A Justiça italiana considerou legal a prisão da ex-deputada, apontando risco de fuga. O documento ressalta que as informações fornecidas pelas autoridades brasileiras sobre o sistema prisional foram detalhadas e baseadas em fontes institucionais.
“Contrariamente às alegações da defesa, o Estado requerente forneceu informações detalhadas e individualizadas de fontes institucionais qualificadas a respeito do presídio onde a pessoa a ser extraditada ficará detida”, diz trecho da decisão.

O processo de extradição é um mecanismo formal em que um país solicita a entrega de uma pessoa condenada ou investigada por crime. A posse de passaporte europeu, como no caso de Zambelli, não impede a execução do procedimento.
A decisão cita precedentes, como o do ex-diretor de marketing do Banco do Brasil Henrique Pizzolato, extraditado em 2015 mesmo possuindo cidadania italiana. Ele havia fugido para a Itália após ser condenado no processo do Mensalão.
Brasil e Itália mantêm acordo de extradição desde o fim dos anos 1980, promulgado no país em 1993. O tratado prevê a entrega de indivíduos envolvidos em crimes com pena superior a um ano de prisão, desde que reconhecidos pelas legislações de ambos os países.
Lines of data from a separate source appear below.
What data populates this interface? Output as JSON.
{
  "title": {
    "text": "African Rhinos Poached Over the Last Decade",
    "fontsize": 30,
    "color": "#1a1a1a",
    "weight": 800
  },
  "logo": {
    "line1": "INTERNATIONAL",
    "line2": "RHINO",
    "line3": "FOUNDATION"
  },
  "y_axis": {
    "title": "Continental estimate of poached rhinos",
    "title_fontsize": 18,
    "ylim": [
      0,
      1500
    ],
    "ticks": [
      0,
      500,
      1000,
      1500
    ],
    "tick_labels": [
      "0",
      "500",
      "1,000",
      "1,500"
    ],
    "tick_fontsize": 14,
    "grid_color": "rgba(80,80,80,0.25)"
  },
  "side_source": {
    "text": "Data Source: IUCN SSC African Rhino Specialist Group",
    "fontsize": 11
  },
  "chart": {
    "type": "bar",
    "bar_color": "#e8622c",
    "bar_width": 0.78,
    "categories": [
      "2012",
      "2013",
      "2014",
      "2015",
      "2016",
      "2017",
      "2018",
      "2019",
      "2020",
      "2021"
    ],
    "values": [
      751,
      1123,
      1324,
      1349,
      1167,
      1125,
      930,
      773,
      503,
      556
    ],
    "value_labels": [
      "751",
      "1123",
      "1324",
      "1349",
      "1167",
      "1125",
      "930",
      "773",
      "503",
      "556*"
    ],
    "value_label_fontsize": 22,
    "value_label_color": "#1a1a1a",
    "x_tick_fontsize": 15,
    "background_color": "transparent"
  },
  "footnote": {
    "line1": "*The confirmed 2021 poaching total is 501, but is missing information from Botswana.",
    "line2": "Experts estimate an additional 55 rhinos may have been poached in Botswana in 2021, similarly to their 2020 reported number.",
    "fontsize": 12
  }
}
Condenada pelo STF, Zambelli teve o nome incluído na lista vermelha da Interpol após deixar o Brasil em maio do ano passado. Segundo as investigações, ela e o hacker Walter Delgatti Neto invadiram seis sistemas do Judiciário em 13 ocasiões.
De acordo com o inquérito, foram inseridos 16 documentos falsos, incluindo um mandado de prisão contra o ministro Alexandre de Moraes e ordens de quebra de sigilo bancário e bloqueio de bens. Após sair do país pela fronteira com a Argentina, Zambelli passou pelos Estados Unidos antes de ser presa na Itália em 29 de julho.